Le Cabinet du Président Issoufou se serait-il substitué à la justice pour faire comme bon lui semble ? Ouhoumoudou est-il fondé à demander des comptes à la place de la justice ? Une histoire qui corrobore la volonté, colportée par la rumeur publique, qu’il a décidé au sommet de l’Etat et au sein du Pnds, que personne ne sera poursuivie dans cette affaire.

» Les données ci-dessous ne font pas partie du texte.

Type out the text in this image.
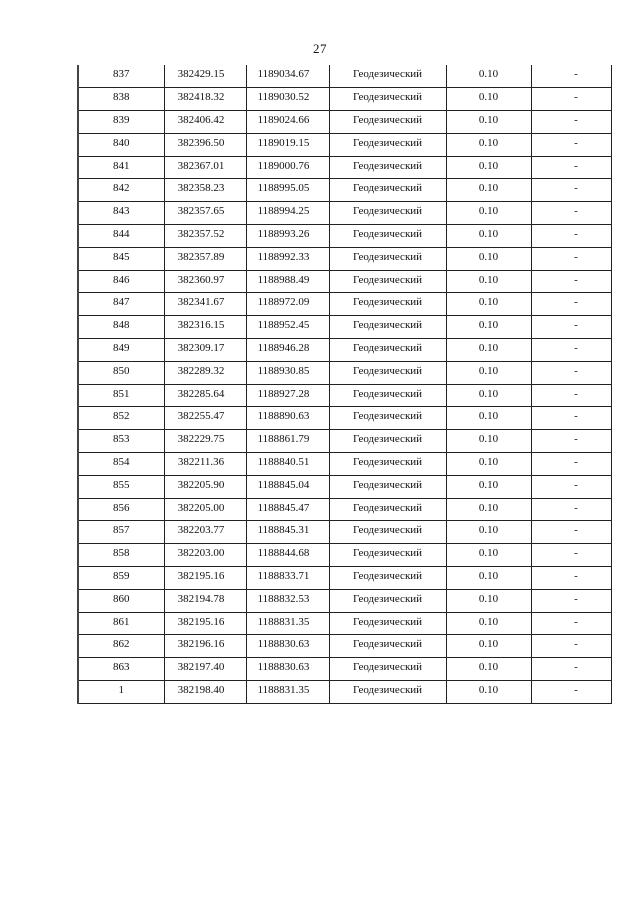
27
837	382429.15	1189034.67	Геодезический	0.10	-
838	382418.32	1189030.52	Геодезический	0.10	-
839	382406.42	1189024.66	Геодезический	0.10	-
840	382396.50	1189019.15	Геодезический	0.10	-
841	382367.01	1189000.76	Геодезический	0.10	-
842	382358.23	1188995.05	Геодезический	0.10	-
843	382357.65	1188994.25	Геодезический	0.10	-
844	382357.52	1188993.26	Геодезический	0.10	-
845	382357.89	1188992.33	Геодезический	0.10	-
846	382360.97	1188988.49	Геодезический	0.10	-
847	382341.67	1188972.09	Геодезический	0.10	-
848	382316.15	1188952.45	Геодезический	0.10	-
849	382309.17	1188946.28	Геодезический	0.10	-
850	382289.32	1188930.85	Геодезический	0.10	-
851	382285.64	1188927.28	Геодезический	0.10	-
852	382255.47	1188890.63	Геодезический	0.10	-
853	382229.75	1188861.79	Геодезический	0.10	-
854	382211.36	1188840.51	Геодезический	0.10	-
855	382205.90	1188845.04	Геодезический	0.10	-
856	382205.00	1188845.47	Геодезический	0.10	-
857	382203.77	1188845.31	Геодезический	0.10	-
858	382203.00	1188844.68	Геодезический	0.10	-
859	382195.16	1188833.71	Геодезический	0.10	-
860	382194.78	1188832.53	Геодезический	0.10	-
861	382195.16	1188831.35	Геодезический	0.10	-
862	382196.16	1188830.63	Геодезический	0.10	-
863	382197.40	1188830.63	Геодезический	0.10	-
1	382198.40	1188831.35	Геодезический	0.10	-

Le gouvernement n’a, certes, aucune volonté de permettre à la justice d’entendre toutes les personnes impliquées dans cette affaire. L’affaire recouvre sans doute des dimensions que le chef de l’Etat ne veut que l’opinion découvre. Si le Président Issoufou, chef suprême des armées et premier magistrat du pays, dit-on, ne semble pas en accord avec le ministre de la Défense nationale sur le sort des mis en cause, il y a forcément anguille sous roche, dit-on dans les milieux de la société civile. Au-delà de ses collaborateurs, y a-t-il des proches du Président Issoufou pour qu’il ne veuille pas de la procédure judiciaire ? Si certains ne prennent aucune précaution pour l’affirmer, les faits et les moeurs du régime prouvent toutefois que ce n’est pas forcément la raison de la réticence du président de la République. Il n’y a pas qu’au ministère de la Défense où des fonds publics importants ont été détournés. C’est pratiquement la marque de fabrique du magistère d’Issoufou Mahamadou et il n’y a pas eu la moindre poursuite judiciaire contre les mis en cause.

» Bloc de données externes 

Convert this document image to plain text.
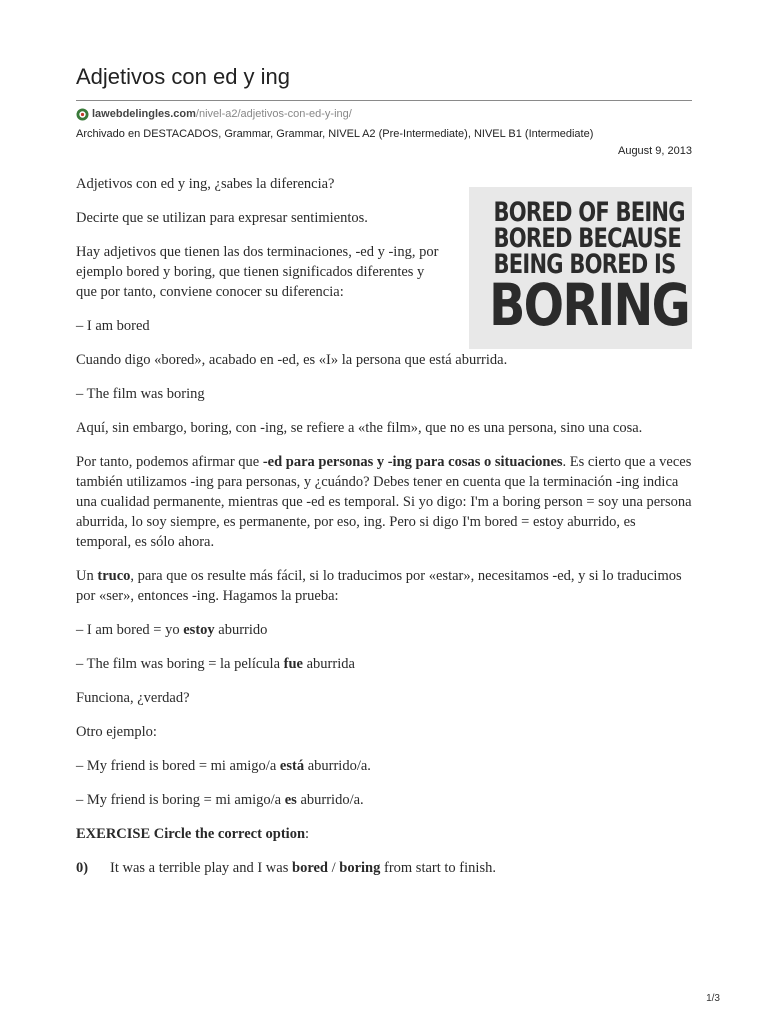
Adjetivos con ed y ing
lawebdelingles.com /nivel-a2/adjetivos-con-ed-y-ing/
Archivado en DESTACADOS, Grammar, Grammar, NIVEL A2 (Pre-Intermediate), NIVEL B1 (Intermediate)
August 9, 2013
BORED OF BEING
BORED BECAUSE
BEING BORED IS
BORING

Adjetivos con ed y ing, ¿sabes la diferencia?

Decirte que se utilizan para expresar sentimientos.

Hay adjetivos que tienen las dos terminaciones, -ed y -ing, por ejemplo bored y boring, que tienen significados diferentes y que por tanto, conviene conocer su diferencia:

– I am bored

Cuando digo «bored», acabado en -ed, es «I» la persona que está aburrida.

– The film was boring

Aquí, sin embargo, boring, con -ing, se refiere a «the film», que no es una persona, sino una cosa.

Por tanto, podemos afirmar que -ed para personas y -ing para cosas o situaciones. Es cierto que a veces también utilizamos -ing para personas, y ¿cuándo? Debes tener en cuenta que la terminación -ing indica una cualidad permanente, mientras que -ed es temporal. Si yo digo: I'm a boring person = soy una persona aburrida, lo soy siempre, es permanente, por eso, ing. Pero si digo I'm bored = estoy aburrido, es temporal, es sólo ahora.

Un truco, para que os resulte más fácil, si lo traducimos por «estar», necesitamos -ed, y si lo traducimos por «ser», entonces -ing. Hagamos la prueba:

– I am bored = yo estoy aburrido

– The film was boring = la película fue aburrida

Funciona, ¿verdad?

Otro ejemplo:

– My friend is bored = mi amigo/a está aburrido/a.

– My friend is boring = mi amigo/a es aburrido/a.

EXERCISE Circle the correct option:

0)	It was a terrible play and I was bored / boring from start to finish.
1/3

Les cas sont légion : l’achat de l’avion présidentiel, piloté par son Cabinet, dirigé à l’époque par Hassoumi Massoudou ; le contentieux Africard ; les milliards détournés à la Centrale d’achat d’intrants et de matériels agricoles (Caima) ; les 15 000 tonnes de l’aide alimentaire pakistanaise, etc. Avec Issoufou Mahamadou, c’est à qui prendra le meilleur sur les autres, comme dit Maïkoul Zodi.

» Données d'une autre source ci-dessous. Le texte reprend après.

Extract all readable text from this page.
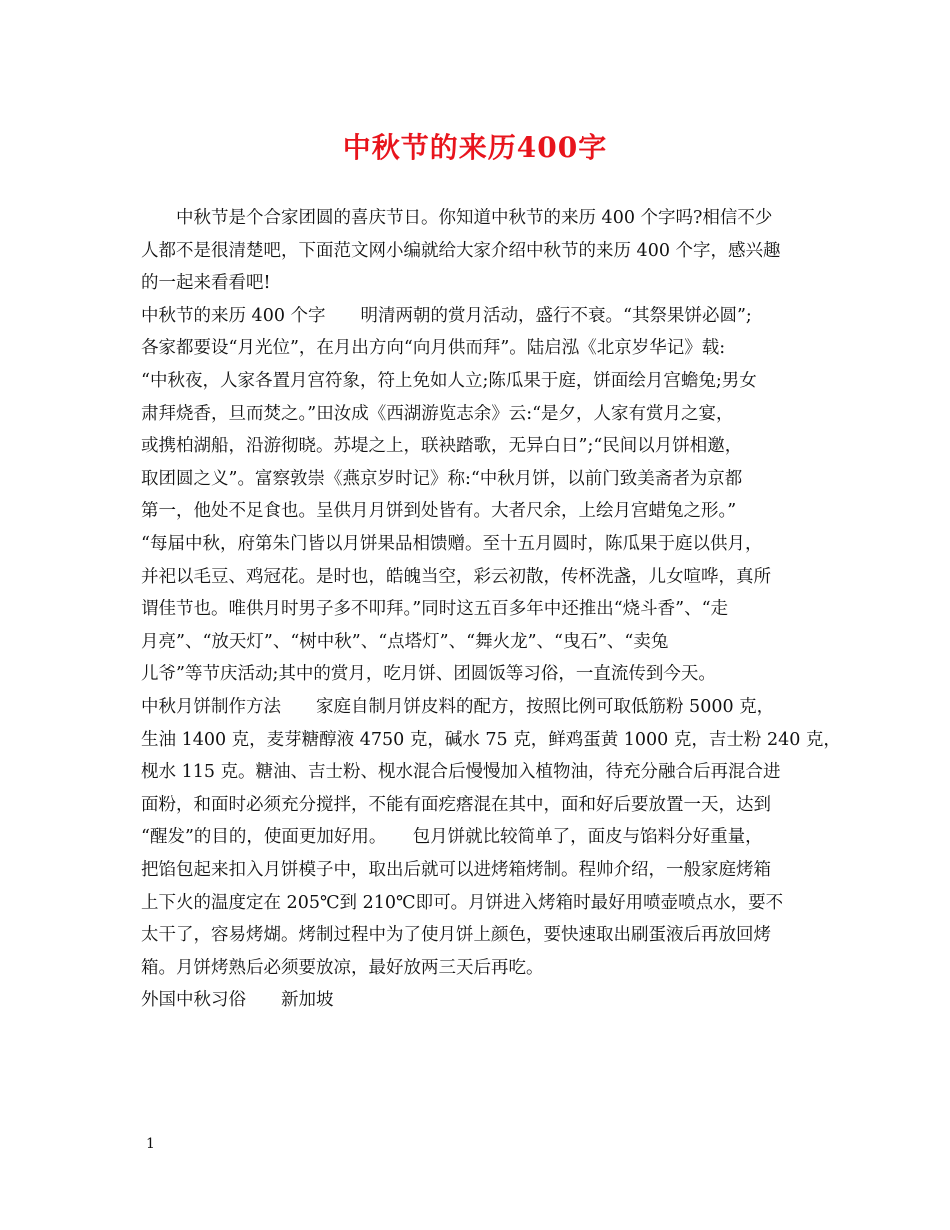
中秋节的来历400字
　　中秋节是个合家团圆的喜庆节日。你知道中秋节的来历 400 个字吗?相信不少
人都不是很清楚吧，下面范文网小编就给大家介绍中秋节的来历 400 个字，感兴趣
的一起来看看吧!
中秋节的来历 400 个字　　明清两朝的赏月活动，盛行不衰。“其祭果饼必圆”;
各家都要设“月光位”，在月出方向“向月供而拜”。陆启泓《北京岁华记》载:
“中秋夜，人家各置月宫符象，符上免如人立;陈瓜果于庭，饼面绘月宫蟾兔;男女
肃拜烧香，旦而焚之。”田汝成《西湖游览志余》云:“是夕，人家有赏月之宴，
或携柏湖船，沿游彻晓。苏堤之上，联袂踏歌，无异白日”;“民间以月饼相邀，
取团圆之义”。富察敦崇《燕京岁时记》称:“中秋月饼，以前门致美斋者为京都
第一，他处不足食也。呈供月月饼到处皆有。大者尺余，上绘月宫蜡兔之形。”
“每届中秋，府第朱门皆以月饼果品相馈赠。至十五月圆时，陈瓜果于庭以供月，
并祀以毛豆、鸡冠花。是时也，皓魄当空，彩云初散，传杯洗盏，儿女喧哗，真所
谓佳节也。唯供月时男子多不叩拜。”同时这五百多年中还推出“烧斗香”、“走
月亮”、“放天灯”、“树中秋”、“点塔灯”、“舞火龙”、“曳石”、“卖兔
儿爷”等节庆活动;其中的赏月，吃月饼、团圆饭等习俗，一直流传到今天。
中秋月饼制作方法　　家庭自制月饼皮料的配方，按照比例可取低筋粉 5000 克，
生油 1400 克，麦芽糖醇液 4750 克，碱水 75 克，鲜鸡蛋黄 1000 克，吉士粉 240 克，
枧水 115 克。糖油、吉士粉、枧水混合后慢慢加入植物油，待充分融合后再混合进
面粉，和面时必须充分搅拌，不能有面疙瘩混在其中，面和好后要放置一天，达到
“醒发”的目的，使面更加好用。　　包月饼就比较简单了，面皮与馅料分好重量，
把馅包起来扣入月饼模子中，取出后就可以进烤箱烤制。程帅介绍，一般家庭烤箱
上下火的温度定在 205℃到 210℃即可。月饼进入烤箱时最好用喷壶喷点水，要不
太干了，容易烤煳。烤制过程中为了使月饼上颜色，要快速取出刷蛋液后再放回烤
箱。月饼烤熟后必须要放凉，最好放两三天后再吃。
外国中秋习俗　　新加坡
1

Les civils fournisseurs, ne sont pas les «cerveaux» des détournements
Qui sont ces individus qui semblent au dessus de la loi ? C’est la question qui fait les débats à Niamey. Si des noms circulent et que l’on sait que les intéressés sont tous logés à la bonne enseigne sous la 7e République, les listes ne sont ni exhaustives ni suffisamment parlantes puisqu’elles ne rendent pas compte du niveau d’implication des uns et des autres. Les fournisseurs ne sont pas les «cerveaux» des détournements. Ce sont des hommes d’affaires qui ont, certes, fourni des armes et des munitions défectueuses en contrepartie de fortes sommes d’argent n’ayant aucun rapport avec ce qu’ils ont livré. Ils ont également accepté d’endosser de faux marchés, de fausses factures pour faire soutirer, en parfaite entente avec des complices tapis dans les rouages de l’administration, des milliards qui ont garni leurs comptes bancaires. Mais, où sont leurs complices de l’administration de la Défense, truffée d’officiers supérieurs qui ont, pour certains, marché dans toutes les combines pour s’enrichir au détriment de l’Etat et de l’armée dont les soldats se font canarder parce que ne disposant pas d’armements et de munitions en qualité et en quantité adéquates.
Qui sont ces militaires qui ont accepté, en toute conscience, de poignarder leurs frères d’armes dans le dos, comme dirait le Président Issoufou ?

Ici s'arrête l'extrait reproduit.